Effective Jan. 1, 2026, certain VPPA contracts were designated as cash flow hedges. As a result, the effective portion of unrealized gains and losses due to changes in fair value is recognized in other comprehensive income, while the ineffective portion is recognized in revenue.
Gross Margin has been impacted by:
•Factors impacting revenues as described above;
•Natural gas prices;
•Purchased power costs;
•Carbon price per tonne, which increased from $80 in 2024 to $95 in 2025 and $110 in 2026; and
•Utilization of internally generated and externally purchased emission credits to settle a portion of our 2024 and 2023 GHG obligation, which reduced the carbon compliance obligation in the second quarters of 2025 and 2024, respectively.
OM&A has been impacted by:
•Strategic and growth initiatives;
•Legal costs arising from cost determinations made after the conclusion of arbitration proceedings in the first quarter of 2026;
•The planning, design and implementation of an upgrade to our ERP system;
•Expected recoveries for Centralia as a result of complying with the Order in the first quarter of 2026; and
•Acquisition-related transaction and restructuring costs related to Heartland and Far North acquisitions.
Depreciation has been impacted by:
•Lower depreciation in the Gas segment in the current period due to a change in the useful life assumptions in 2025 for the Sheerness facilities;
•Lower depreciation for Centralia Unit 2 facility due to the cessation of coal-fired operations in the normal course; and
•The revision to the useful lives of certain facilities in the third quarter of 2024.
(Loss) earnings before income taxes have been impacted by:
•The factors explained above;
•Net other operating income, which includes insurance recoveries and legal settlement recoveries;
•Interest expense and foreign exchange gains and losses; and
•Asset impairment charges and reversals on operating and retired assets primarily driven by changes in decommissioning liabilities and impairment, net of reversals, related to certain Wind and Solar facilities in the third quarter of 2025.
Net (loss) earnings attributable to common shareholders have been impacted by:
•The factors explained above;
•Changes in net earnings (losses) attributable to non-controlling interests primarily due to changes in net earnings for TA Cogen resulting from weaker merchant pricing in the Alberta market and depreciation impacts from changes in the useful life assumptions of the Sheerness facilities.
Financial Condition
Balance Sheet Analysis
The following table highlights significant changes in the Condensed Consolidated Statements of Financial Position from Dec. 31, 2025 to March 31, 2026:
| | | | | | | | | | | | |
| As at | March 31, 2026 | Dec. 31, 2025 | Increase/(decrease) | |
| Total current assets | 1,385 | | 1,336 | | 49 | | |
| Total non-current assets | 7,402 | | 7,325 | | 77 | | |
| Total assets | 8,787 | | 8,661 | | 126 | | |
| | | | |
| Total current liabilities | 1,817 | | 1,830 | | (13) | | |
| Total non-current liabilities | 5,494 | | 5,366 | | 128 | | |
| Total liabilities | 7,311 | | 7,196 | | 115 | | |
| | | | |
| | | | |
Working Capital
The deficit of current assets relative to current liabilities, including the current portion of long-term debt and lease liabilities, was $432 million as at March 31, 2026 (Dec. 31, 2025 – $494 million).
The working capital deficit was primarily caused by the classification of exchangeable securities totaling $750 million as current liabilities as a result of Brookfield's conversion option that can be exercised at any time after Dec. 31, 2024, although there is no obligation to deliver cash equivalent resources and Brookfield cannot call for repayment.

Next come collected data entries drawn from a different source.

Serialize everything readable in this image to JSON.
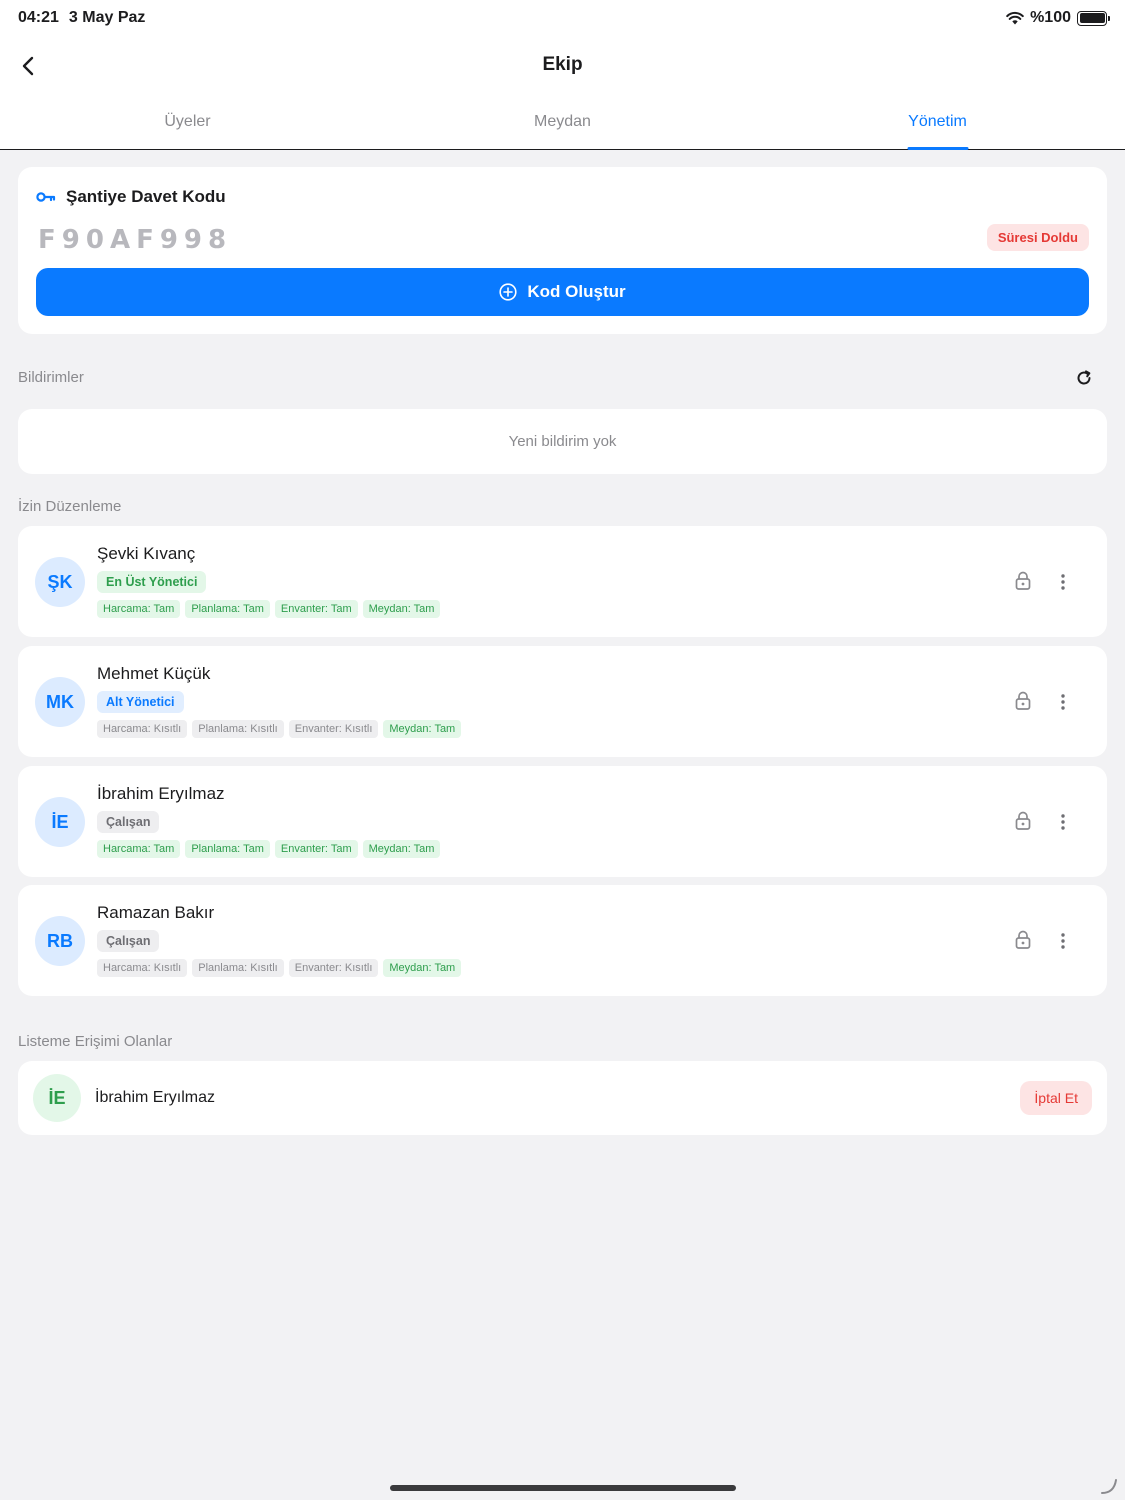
{
  "status_bar": {
    "time": "04:21",
    "date": "3 May Paz",
    "battery": "%100"
  },
  "nav": {
    "title": "Ekip"
  },
  "tabs": [
    {
      "label": "Üyeler",
      "active": false
    },
    {
      "label": "Meydan",
      "active": false
    },
    {
      "label": "Yönetim",
      "active": true
    }
  ],
  "invite": {
    "title": "Şantiye Davet Kodu",
    "code": "F90AF998",
    "status": "Süresi Doldu",
    "create_label": "Kod Oluştur"
  },
  "notifications": {
    "label": "Bildirimler",
    "empty_text": "Yeni bildirim yok"
  },
  "permissions": {
    "label": "İzin Düzenleme",
    "members": [
      {
        "initials": "ŞK",
        "name": "Şevki Kıvanç",
        "role": "En Üst Yönetici",
        "perms": [
          "Harcama: Tam",
          "Planlama: Tam",
          "Envanter: Tam",
          "Meydan: Tam"
        ]
      },
      {
        "initials": "MK",
        "name": "Mehmet Küçük",
        "role": "Alt Yönetici",
        "perms": [
          "Harcama: Kısıtlı",
          "Planlama: Kısıtlı",
          "Envanter: Kısıtlı",
          "Meydan: Tam"
        ]
      },
      {
        "initials": "İE",
        "name": "İbrahim Eryılmaz",
        "role": "Çalışan",
        "perms": [
          "Harcama: Tam",
          "Planlama: Tam",
          "Envanter: Tam",
          "Meydan: Tam"
        ]
      },
      {
        "initials": "RB",
        "name": "Ramazan Bakır",
        "role": "Çalışan",
        "perms": [
          "Harcama: Kısıtlı",
          "Planlama: Kısıtlı",
          "Envanter: Kısıtlı",
          "Meydan: Tam"
        ]
      }
    ]
  },
  "list_access": {
    "label": "Listeme Erişimi Olanlar",
    "users": [
      {
        "initials": "İE",
        "name": "İbrahim Eryılmaz",
        "action": "İptal Et"
      }
    ]
  },
  "icons": [
    "back-chevron-icon",
    "key-icon",
    "plus-circle-icon",
    "refresh-icon",
    "lock-icon",
    "more-vertical-icon",
    "wifi-icon",
    "battery-icon"
  ],
  "colors": {
    "accent": "#0a7aff",
    "danger": "#e53935",
    "success": "#2e9e4d"
  }
}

Refer to Note 26 of the 2025 consolidated financial statements for details.
The deficit as at March 31, 2026, decreased from Dec. 31, 2025 primarily as a result of lower accounts receivable and collateral provided, partially offset by lower accounts payable and accrued liabilities and higher income taxes receivable. For the working capital management discussion, refer to the "Financial Capital" section below.
Non-Current Assets
Non-current assets as at March 31, 2026, were $7,402 million, an increase of $77 million from $7,325 million as at Dec. 31, 2025, primarily due to higher property, plant and equipment (PP&E) resulting from the acquisition of Far
North totaling $101 million, capital additions of $27 million and higher foreign exchange gains on translation of the balances denominated in foreign currency to the presentation currency, partially offset by depreciation of $97 million for the three months ended March 31, 2026.

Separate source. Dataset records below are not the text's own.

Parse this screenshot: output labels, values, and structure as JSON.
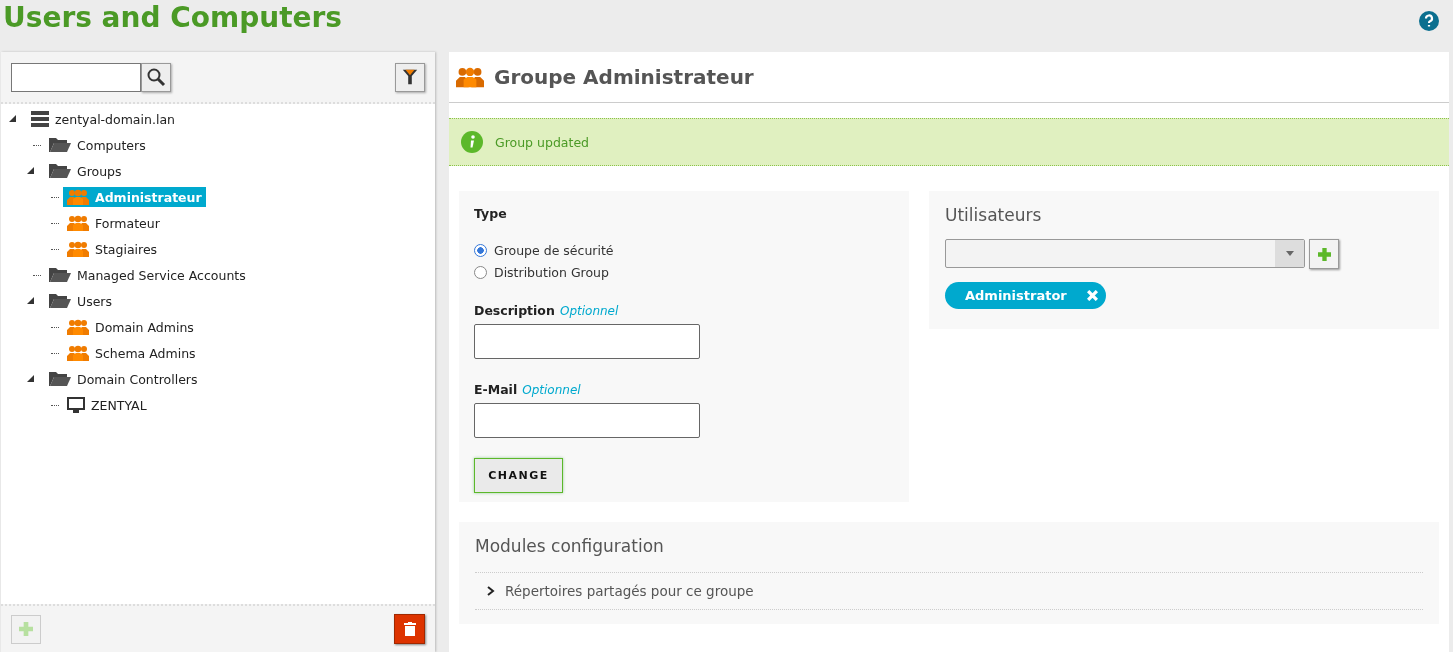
{
  "page_title": "Users and Computers",
  "tree": [
    {
      "label": "zentyal-domain.lan",
      "kind": "domain",
      "expanded": true,
      "selected": false,
      "children": [
        {
          "label": "Computers",
          "kind": "folder",
          "expanded": false,
          "selected": false
        },
        {
          "label": "Groups",
          "kind": "folder",
          "expanded": true,
          "selected": false,
          "children": [
            {
              "label": "Administrateur",
              "kind": "group",
              "selected": true
            },
            {
              "label": "Formateur",
              "kind": "group",
              "selected": false
            },
            {
              "label": "Stagiaires",
              "kind": "group",
              "selected": false
            }
          ]
        },
        {
          "label": "Managed Service Accounts",
          "kind": "folder",
          "expanded": false,
          "selected": false
        },
        {
          "label": "Users",
          "kind": "folder",
          "expanded": true,
          "selected": false,
          "children": [
            {
              "label": "Domain Admins",
              "kind": "group",
              "selected": false
            },
            {
              "label": "Schema Admins",
              "kind": "group",
              "selected": false
            }
          ]
        },
        {
          "label": "Domain Controllers",
          "kind": "folder",
          "expanded": true,
          "selected": false,
          "children": [
            {
              "label": "ZENTYAL",
              "kind": "computer",
              "selected": false
            }
          ]
        }
      ]
    }
  ],
  "detail": {
    "title": "Groupe Administrateur",
    "message": "Group updated",
    "type_label": "Type",
    "type_options": [
      {
        "label": "Groupe de sécurité",
        "selected": true
      },
      {
        "label": "Distribution Group",
        "selected": false
      }
    ],
    "fields": [
      {
        "label": "Description",
        "hint": "Optionnel"
      },
      {
        "label": "E-Mail",
        "hint": "Optionnel"
      }
    ],
    "submit": "CHANGE",
    "members_title": "Utilisateurs",
    "members": [
      "Administrator"
    ],
    "modules_title": "Modules configuration",
    "modules": [
      {
        "label": "Répertoires partagés pour ce groupe",
        "expanded": false
      }
    ]
  }
}
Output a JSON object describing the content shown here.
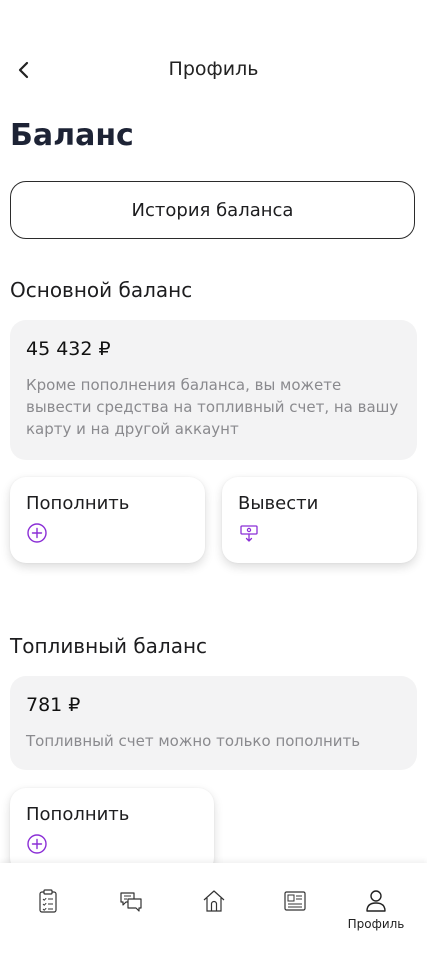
{
  "header": {
    "title": "Профиль"
  },
  "page": {
    "heading": "Баланс",
    "history_button": "История баланса"
  },
  "main_balance": {
    "section_title": "Основной баланс",
    "amount": "45 432 ₽",
    "description": "Кроме пополнения баланса, вы можете вывести средства на топливный счет, на вашу карту и на другой аккаунт",
    "actions": {
      "topup": "Пополнить",
      "withdraw": "Вывести"
    }
  },
  "fuel_balance": {
    "section_title": "Топливный баланс",
    "amount": "781 ₽",
    "description": "Топливный счет можно только пополнить",
    "actions": {
      "topup": "Пополнить"
    }
  },
  "tabbar": {
    "items": [
      {
        "icon": "clipboard-list-icon",
        "label": ""
      },
      {
        "icon": "chat-bubbles-icon",
        "label": ""
      },
      {
        "icon": "home-icon",
        "label": ""
      },
      {
        "icon": "newspaper-icon",
        "label": ""
      },
      {
        "icon": "user-icon",
        "label": "Профиль",
        "active": true
      }
    ]
  },
  "colors": {
    "accent": "#8b2fd6",
    "card_bg": "#f3f3f4",
    "text_muted": "#8a8a8e"
  }
}
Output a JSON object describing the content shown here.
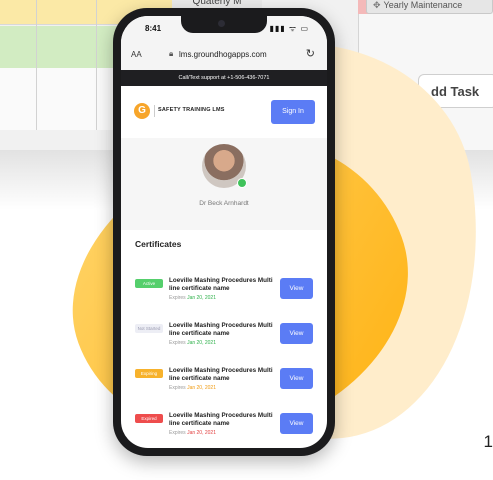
{
  "background": {
    "quarter_header": "Quaterly M",
    "yearly_button": "Yearly Maintenance",
    "add_task_button": "dd Task",
    "page_number": "1"
  },
  "phone": {
    "status_time": "8:41",
    "status_icons": "▮▮▮ ᯤ ▭",
    "browser": {
      "aa_label": "AA",
      "url": "lms.groundhogapps.com",
      "reload_icon": "reload-icon"
    },
    "banner": "Call/Text support at +1-506-436-7071",
    "logo_letter": "G",
    "brand": "SAFETY TRAINING LMS",
    "sign_in": "Sign In",
    "user_name": "Dr Beck Arnhardt",
    "certificates_heading": "Certificates",
    "certificates": [
      {
        "status": "Active",
        "name": "Loeville Mashing Procedures Multi line certificate name",
        "expires_prefix": "Expires",
        "expires_date": "Jan 20, 2021"
      },
      {
        "status": "Not Started",
        "name": "Loeville Mashing Procedures Multi line certificate name",
        "expires_prefix": "Expires",
        "expires_date": "Jan 20, 2021"
      },
      {
        "status": "Expiring",
        "name": "Loeville Mashing Procedures Multi line certificate name",
        "expires_prefix": "Expires",
        "expires_date": "Jan 20, 2021"
      },
      {
        "status": "Expired",
        "name": "Loeville Mashing Procedures Multi line certificate name",
        "expires_prefix": "Expires",
        "expires_date": "Jan 20, 2021"
      }
    ],
    "view_label": "View"
  },
  "colors": {
    "accent_blue": "#5b7cf5",
    "active_green": "#55cf6c",
    "expiring_orange": "#f7b22c",
    "expired_red": "#ee4d4d",
    "blob_orange": "#ffb212"
  }
}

In addition, during the three months ended March 31, 2026, the Company completed Mount Keith West Network Upgrade project and accordingly derecognized $39 million from the assets under construction and recognized a finance lease receivable.
Non-Current Liabilities
Non-current liabilities as at March 31, 2026, were $5,494 million, an increase of $128 million from $5,366 million as at Dec. 31, 2025, mainly due to an increase in credit facilities, long-term debt and lease liabilities driven by cash drawings on the syndicated credit facility to finance the Far North acquisition.
Contractual Obligations
There were no material changes to the Company’s contractual obligations during the quarter. The Company’s significant contractual commitments are described in Note 36 Commitments and Contingencies of the consolidated financial statements for the year ended Dec. 31, 2025.
Financial Capital
The Company is focused on maintaining a strong balance sheet and financial position to ensure access to sufficient financial capital. The Company expects cash flow from operating activities to be sufficient to meet its obligations, support sustaining capital expenditures and fund dividends over both the short- and long-term. Given its financing track record in recent years, the Company has robust access to capital markets for future funding needs. The Company has a total of $2.2 billion committed capacity under its credit facilities as at March 31, 2026, of which $1.3 billion remains available for short-term borrowings. Refer to the "Credit Facilities" section below for further details.
The Company manages working capital deficits primarily through cash generated from operating activities and the availability of credit facilities. Management regularly monitors liquidity and funding requirements, and evaluates the Company's capital structure in light of prevailing market conditions. Current leverage levels are considered manageable, they reflect management’s ongoing assessment of the risk profile and cash flow characteristics associated with the Company’s assets.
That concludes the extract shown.